Domestic cotton market is not big, market demand is so much. Increasing imports means that domestic resources will be squeezed out, and the domestic cotton industry will be revival in the future.
Since the end of last year's storage of cotton stocks, there has been a strong cotton sentiment in the market. At that time, the measures taken by the relevant institutions were too far away from the market. Eventually, the domestic market did not fully digest the cotton resources in the market, and pushed the related industries to "change their minds to the outside world", and the market mechanism could not be brought into full play.
Inflation has come, and the domestic market for agricultural products, especially cotton, oil, sugar, corn and other markets are in the value depressions, and the price of cotton is rising too normal.
Is inflation expectation the "backbone" of rising cotton prices?
In March, domestic financial data generally improved, especially for short-term loans made mainly by consumer loans, up to 429 billion 400 million yuan and a record high.
It is understood that in March, the social credit and credit data super market expectations have triggered widespread discussion in the market, and have become the main basis and support for the domestic and foreign stock index to rise steadily.
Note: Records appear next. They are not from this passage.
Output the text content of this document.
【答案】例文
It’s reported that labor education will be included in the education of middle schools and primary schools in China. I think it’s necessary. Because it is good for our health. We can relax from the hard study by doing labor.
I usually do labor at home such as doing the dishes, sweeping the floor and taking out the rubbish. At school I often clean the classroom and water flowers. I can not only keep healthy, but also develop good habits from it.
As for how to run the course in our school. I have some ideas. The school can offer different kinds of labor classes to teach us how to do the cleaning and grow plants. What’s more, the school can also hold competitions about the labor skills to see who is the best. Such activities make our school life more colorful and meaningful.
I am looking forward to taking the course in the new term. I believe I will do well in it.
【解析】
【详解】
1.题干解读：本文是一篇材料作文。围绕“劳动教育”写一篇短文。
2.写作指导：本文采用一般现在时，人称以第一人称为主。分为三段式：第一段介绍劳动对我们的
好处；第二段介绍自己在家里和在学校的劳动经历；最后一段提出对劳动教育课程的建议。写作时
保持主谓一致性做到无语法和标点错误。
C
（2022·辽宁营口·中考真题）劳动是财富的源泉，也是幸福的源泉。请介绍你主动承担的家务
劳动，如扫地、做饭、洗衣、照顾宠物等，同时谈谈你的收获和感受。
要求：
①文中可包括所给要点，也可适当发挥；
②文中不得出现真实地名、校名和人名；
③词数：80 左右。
Zhou Jun, general manager of magpie capital, believes that futures options for agricultural products are becoming the focus of attention in the future market.
Since 2018, market participants have said that the price of agricultural products is at a low level in history, and the bull market of agricultural products is expected to be brewing.
A careful analysis of the price index of agricultural products shows that it has fallen from 225.14 at the beginning of 2011 to 124.84 at the lowest level in February 2016, with a 44.5% decline.
The current index is 147.23 points, which is only 17.9% higher than the lowest index, and is still in a low historical position.
Since the beginning of 2019, the monetary and fiscal policies of the country have been frequent, and the macro and financial resources have been ample.
From the valuation point of view, investors should focus on the agricultural products market, especially in the previous period, with the lowest fundamentals, low price and low possible supply market.
Under normal circumstances, the demand for agricultural products market is very stable. The key point for the price trend should be placed on the supply side. However, in the face of macro and financial conditions, the demand for agricultural products is expected to exceed expectations. The supply side is not as good as expected, and prices will easily rise or fall. If the supply side is substantially reduced due to low yield or natural disasters, the price of the breed is expected to take the lead in opening the bull market.
Judging from the current basic situation of cotton market in China, there are still no substantial changes in the market. However, the enthusiasm for trading and the price of the paction are heating up. It is suggested that industrial enterprises should learn lessons from the loss of cotton prices in previous years, and observe and operate prudently.